Goes to show that not all batteries are created the same.
It may be 3.4 ah but still not last as long as a 3.0 pack size with double the cells.
5 bucks for that dewalt 1.5 ah?? that is a steal!
It was dead though.. Total pack voltage was at .02v I bought it to rebuild it.
oh dear lord I am so going there. those trash could be my treasure!!!
brilliant!
Didn't use flux
Yea totally should have.
PSA These batteries are only rated at 4.87Amp www.batteryjunction.com/panasonic-ncr18650b-3400.html. Recommended to use greater than 20 amp cells on a power pack. A standard dewalt brushless drill (DCD791) uses around 20-30 amps under full load!!! These cells will not be able to hold that power before damaging the cells and/or causing fire. i have seen it personally!!! If you are going to rebuild packs, use properly rated cells!!!!! Great vid otherwise!
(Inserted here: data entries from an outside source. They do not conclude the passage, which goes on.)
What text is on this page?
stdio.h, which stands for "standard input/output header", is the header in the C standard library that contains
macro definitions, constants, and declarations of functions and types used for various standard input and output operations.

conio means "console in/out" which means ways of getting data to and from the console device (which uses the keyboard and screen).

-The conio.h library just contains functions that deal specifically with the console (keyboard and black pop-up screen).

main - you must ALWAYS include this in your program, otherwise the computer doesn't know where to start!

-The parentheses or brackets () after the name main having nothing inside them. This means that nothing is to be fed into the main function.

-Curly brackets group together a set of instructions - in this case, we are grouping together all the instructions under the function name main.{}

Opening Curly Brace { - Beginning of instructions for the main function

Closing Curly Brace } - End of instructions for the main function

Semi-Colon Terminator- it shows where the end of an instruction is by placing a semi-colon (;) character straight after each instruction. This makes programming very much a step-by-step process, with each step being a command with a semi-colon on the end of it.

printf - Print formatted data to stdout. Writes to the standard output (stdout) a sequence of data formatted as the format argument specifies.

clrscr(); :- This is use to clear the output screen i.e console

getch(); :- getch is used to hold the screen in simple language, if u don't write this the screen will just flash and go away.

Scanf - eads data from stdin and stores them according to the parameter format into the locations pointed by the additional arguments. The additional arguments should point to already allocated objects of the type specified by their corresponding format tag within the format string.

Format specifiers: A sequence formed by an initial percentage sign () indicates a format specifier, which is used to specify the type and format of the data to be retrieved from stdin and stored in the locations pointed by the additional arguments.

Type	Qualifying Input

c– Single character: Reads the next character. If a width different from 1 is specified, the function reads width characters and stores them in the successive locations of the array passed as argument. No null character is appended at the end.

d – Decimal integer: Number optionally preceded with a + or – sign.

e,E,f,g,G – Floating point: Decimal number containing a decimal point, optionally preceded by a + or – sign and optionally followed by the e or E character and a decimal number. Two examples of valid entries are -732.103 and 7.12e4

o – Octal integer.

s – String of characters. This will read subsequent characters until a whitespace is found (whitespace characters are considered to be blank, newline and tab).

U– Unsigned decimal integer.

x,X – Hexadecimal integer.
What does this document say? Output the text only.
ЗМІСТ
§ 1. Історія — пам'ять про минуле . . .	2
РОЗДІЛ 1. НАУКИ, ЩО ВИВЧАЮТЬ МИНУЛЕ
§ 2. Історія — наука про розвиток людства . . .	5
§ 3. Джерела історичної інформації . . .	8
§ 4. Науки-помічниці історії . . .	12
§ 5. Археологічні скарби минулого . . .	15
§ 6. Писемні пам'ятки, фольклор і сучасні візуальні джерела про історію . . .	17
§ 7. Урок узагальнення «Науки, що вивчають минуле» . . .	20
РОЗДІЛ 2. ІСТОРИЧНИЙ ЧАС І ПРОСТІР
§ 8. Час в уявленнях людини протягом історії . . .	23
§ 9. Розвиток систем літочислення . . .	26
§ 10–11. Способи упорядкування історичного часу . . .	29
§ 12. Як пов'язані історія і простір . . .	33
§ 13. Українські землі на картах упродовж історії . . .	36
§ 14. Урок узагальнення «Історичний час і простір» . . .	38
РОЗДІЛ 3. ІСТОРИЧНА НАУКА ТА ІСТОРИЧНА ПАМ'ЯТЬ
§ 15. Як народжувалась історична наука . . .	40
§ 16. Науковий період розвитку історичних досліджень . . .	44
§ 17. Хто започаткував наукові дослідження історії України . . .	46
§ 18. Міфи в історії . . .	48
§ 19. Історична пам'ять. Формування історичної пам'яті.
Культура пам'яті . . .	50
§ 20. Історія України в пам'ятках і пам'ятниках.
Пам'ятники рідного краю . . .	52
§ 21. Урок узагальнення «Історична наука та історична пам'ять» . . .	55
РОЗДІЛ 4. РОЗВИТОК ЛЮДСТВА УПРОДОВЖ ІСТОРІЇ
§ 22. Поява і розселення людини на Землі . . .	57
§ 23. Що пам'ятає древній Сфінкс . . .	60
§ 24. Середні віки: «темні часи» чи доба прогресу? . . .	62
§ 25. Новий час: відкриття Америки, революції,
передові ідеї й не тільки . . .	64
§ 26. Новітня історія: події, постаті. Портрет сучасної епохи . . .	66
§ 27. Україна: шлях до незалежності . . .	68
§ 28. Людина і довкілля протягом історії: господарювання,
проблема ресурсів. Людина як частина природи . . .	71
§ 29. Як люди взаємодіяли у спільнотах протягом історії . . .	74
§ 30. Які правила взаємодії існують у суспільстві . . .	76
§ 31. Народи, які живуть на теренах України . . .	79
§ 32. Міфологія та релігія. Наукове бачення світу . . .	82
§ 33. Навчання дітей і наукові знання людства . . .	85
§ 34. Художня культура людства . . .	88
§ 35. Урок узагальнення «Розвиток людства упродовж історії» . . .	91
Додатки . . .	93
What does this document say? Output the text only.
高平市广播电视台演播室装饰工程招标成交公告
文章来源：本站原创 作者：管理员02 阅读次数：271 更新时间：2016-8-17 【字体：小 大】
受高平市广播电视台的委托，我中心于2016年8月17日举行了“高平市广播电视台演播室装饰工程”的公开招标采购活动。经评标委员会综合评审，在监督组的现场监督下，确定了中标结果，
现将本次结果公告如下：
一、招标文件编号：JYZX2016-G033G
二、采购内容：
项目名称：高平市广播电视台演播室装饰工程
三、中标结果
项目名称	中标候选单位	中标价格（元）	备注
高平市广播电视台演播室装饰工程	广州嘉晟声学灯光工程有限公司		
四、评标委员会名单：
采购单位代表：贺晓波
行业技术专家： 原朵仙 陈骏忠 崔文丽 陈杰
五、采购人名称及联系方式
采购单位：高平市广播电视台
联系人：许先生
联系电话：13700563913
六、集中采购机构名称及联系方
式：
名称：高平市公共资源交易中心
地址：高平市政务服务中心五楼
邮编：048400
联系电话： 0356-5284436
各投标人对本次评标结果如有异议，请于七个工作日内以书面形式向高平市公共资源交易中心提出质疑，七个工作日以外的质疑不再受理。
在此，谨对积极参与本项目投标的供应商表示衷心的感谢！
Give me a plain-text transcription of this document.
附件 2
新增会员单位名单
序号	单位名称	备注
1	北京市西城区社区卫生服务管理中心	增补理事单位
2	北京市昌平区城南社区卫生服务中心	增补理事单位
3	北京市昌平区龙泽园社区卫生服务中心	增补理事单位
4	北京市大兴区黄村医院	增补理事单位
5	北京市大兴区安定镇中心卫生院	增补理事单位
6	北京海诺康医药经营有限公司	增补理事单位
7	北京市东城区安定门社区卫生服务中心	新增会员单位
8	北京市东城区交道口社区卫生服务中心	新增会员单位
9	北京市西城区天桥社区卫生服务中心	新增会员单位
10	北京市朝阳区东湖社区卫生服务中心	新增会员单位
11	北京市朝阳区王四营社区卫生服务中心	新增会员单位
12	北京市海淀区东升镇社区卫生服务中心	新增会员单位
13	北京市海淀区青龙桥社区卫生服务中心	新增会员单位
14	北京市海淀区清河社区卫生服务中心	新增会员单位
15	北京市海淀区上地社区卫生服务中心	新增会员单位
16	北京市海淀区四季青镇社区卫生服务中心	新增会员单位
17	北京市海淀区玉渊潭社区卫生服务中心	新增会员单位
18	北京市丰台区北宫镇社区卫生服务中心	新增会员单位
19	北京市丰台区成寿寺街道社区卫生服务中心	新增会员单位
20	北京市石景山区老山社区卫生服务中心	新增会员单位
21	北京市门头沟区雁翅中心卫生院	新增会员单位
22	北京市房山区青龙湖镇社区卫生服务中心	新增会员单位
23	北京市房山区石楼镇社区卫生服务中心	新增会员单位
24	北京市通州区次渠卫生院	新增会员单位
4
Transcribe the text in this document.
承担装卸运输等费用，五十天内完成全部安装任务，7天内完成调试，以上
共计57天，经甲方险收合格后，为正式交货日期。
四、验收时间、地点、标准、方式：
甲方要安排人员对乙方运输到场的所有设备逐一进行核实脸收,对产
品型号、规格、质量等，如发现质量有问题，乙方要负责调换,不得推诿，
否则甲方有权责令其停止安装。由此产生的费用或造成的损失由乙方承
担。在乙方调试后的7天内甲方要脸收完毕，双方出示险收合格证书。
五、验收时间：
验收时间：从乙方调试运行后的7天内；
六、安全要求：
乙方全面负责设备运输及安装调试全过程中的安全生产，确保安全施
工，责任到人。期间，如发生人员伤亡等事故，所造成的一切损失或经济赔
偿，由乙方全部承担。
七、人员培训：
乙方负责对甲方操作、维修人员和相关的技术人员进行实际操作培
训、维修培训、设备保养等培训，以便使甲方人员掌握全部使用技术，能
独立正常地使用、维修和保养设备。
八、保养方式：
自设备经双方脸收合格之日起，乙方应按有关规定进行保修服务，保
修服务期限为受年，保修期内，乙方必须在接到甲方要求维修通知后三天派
Yea I hear you...The dewalt tools wont try to pull the amps in they are not there the tool just stops.. It works in the drill just fine, anything else not so great it just stops.. That being said I have used this for almost 5 years and it is still a great pack.. But I mainly use it with my hand held area light. (DCL050) it lasts a very long time for the size.. also with the USB charger and the Radio.. It has many great uses.
@@keylitho i deed with light loads it will last a long time. But for many it comes across as a cheap fix for repairing tool batteries that will see heavy use. I rebuild these as well and have seen what happens with under rated cells first hand. But for light loads those cells work just fine. 👍
I think it was better to just buy a kobalt battery there 10 bucks for 1.5aH
rebuild the dewalt battery with those
Wherever you can get the cells.. But after you rebuild a battery you will like it way more than one you just bought.. You will have pride in that battery.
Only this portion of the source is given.